Fatma Hassouna era uma fotojornalista palestiniana de 25 anos que, depois da invasão israelita, ficou em Gaza a documentar, com as suas imagens, os bombardeamentos, a gradual destruição da cidade, a dor da população e também a sua capacidade de resistência e de manter um semblante de vida quotidiana no meio da devastação, da falta de comida e água e do luto pelos familiares e amigos mortos. A realizadora iraniana Sepideh Farsi, refugiada no Ocidente desde os anos 80, conheceu-a através de um amigo comum, e fez dela a protagonista do seu documentário Com a Alma na Mão, Caminha, uma frase que Hassouna lhe disse durante uma das suas muitas conversas telefónicas.

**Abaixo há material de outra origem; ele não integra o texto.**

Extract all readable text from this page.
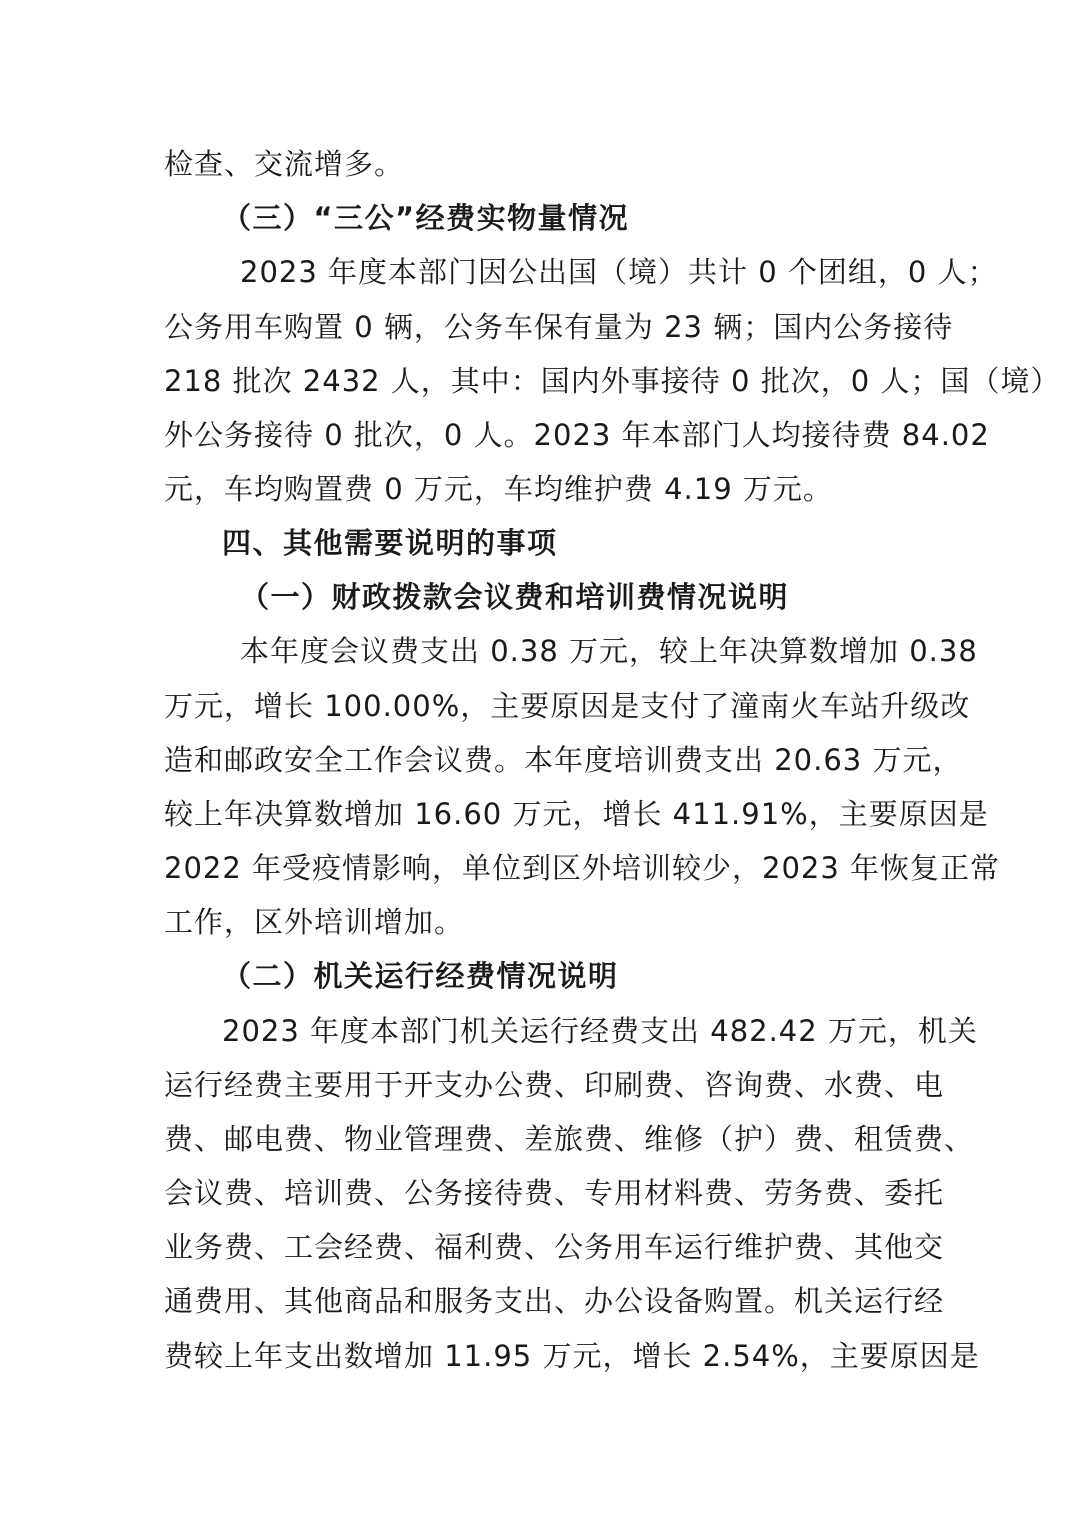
检查、交流增多。
（三）“三公”经费实物量情况
2023 年度本部门因公出国（境）共计 0 个团组，0 人；
公务用车购置 0 辆，公务车保有量为 23 辆；国内公务接待
218 批次 2432 人，其中：国内外事接待 0 批次，0 人；国（境）
外公务接待 0 批次，0 人。2023 年本部门人均接待费 84.02
元，车均购置费 0 万元，车均维护费 4.19 万元。
四、其他需要说明的事项
（一）财政拨款会议费和培训费情况说明
本年度会议费支出 0.38 万元，较上年决算数增加 0.38
万元，增长 100.00%，主要原因是支付了潼南火车站升级改
造和邮政安全工作会议费。本年度培训费支出 20.63 万元，
较上年决算数增加 16.60 万元，增长 411.91%，主要原因是
2022 年受疫情影响，单位到区外培训较少，2023 年恢复正常
工作，区外培训增加。
（二）机关运行经费情况说明
2023 年度本部门机关运行经费支出 482.42 万元，机关
运行经费主要用于开支办公费、印刷费、咨询费、水费、电
费、邮电费、物业管理费、差旅费、维修（护）费、租赁费、
会议费、培训费、公务接待费、专用材料费、劳务费、委托
业务费、工会经费、福利费、公务用车运行维护费、其他交
通费用、其他商品和服务支出、办公设备购置。机关运行经
费较上年支出数增加 11.95 万元，增长 2.54%，主要原因是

Fatma e Sepideh nunca estiveram juntas. O filme é composto a 90 por cento das suas conversas, pontuadas aqui e ali com imagens dos canais televisivos de notícias sobre a situação em Gaza, e também por fotografias tiradas por Fatma, que foi filmada pela realizadora no seu telemóvel durante as videochamadas que fizeram, ao longo de mais de 200 dias, e nas quais aquela lê também alguns dos poemas que escreveu, e canta. Ocasionalmente, aparecem alguns membros da sua família, caso dos irmãos, ou vizinhos. Fatma corre perigo todos os dias e conta o que é estar debaixo de fogo constantemente, viver em condições precárias, com o abastecimento de água e luz racionado, e a Internet a ir e vir, estar praticamente sem comida durante vários dias e perder familiares, amigos e vizinhos nos bombardeamentos. Que por vezes acontecem durante as conversas com Sepideh, e cujos efeitos que ela mostra com o seu telemóvel.

Logo desde a primeira conversa, Sepideh ficou impressionada com aquela talentosa e cordial jovem que estava a viver o inferno na terra, mas nunca perdia o seu sorriso contagiante nem o entusiasmo. E, estoicamente, minimizava a situação extrema que estava a viver com os seus, mantendo uma réstia de esperança numa possível melhoria da situação. E não tinha uma palavra de ódio ou de execração para aqueles os bombardeavam, espalhando a destruição e a morte, sendo também crítica do Hamas e dos seus dirigentes, dizendo que grande parte dos palestinianos já não acredita neles.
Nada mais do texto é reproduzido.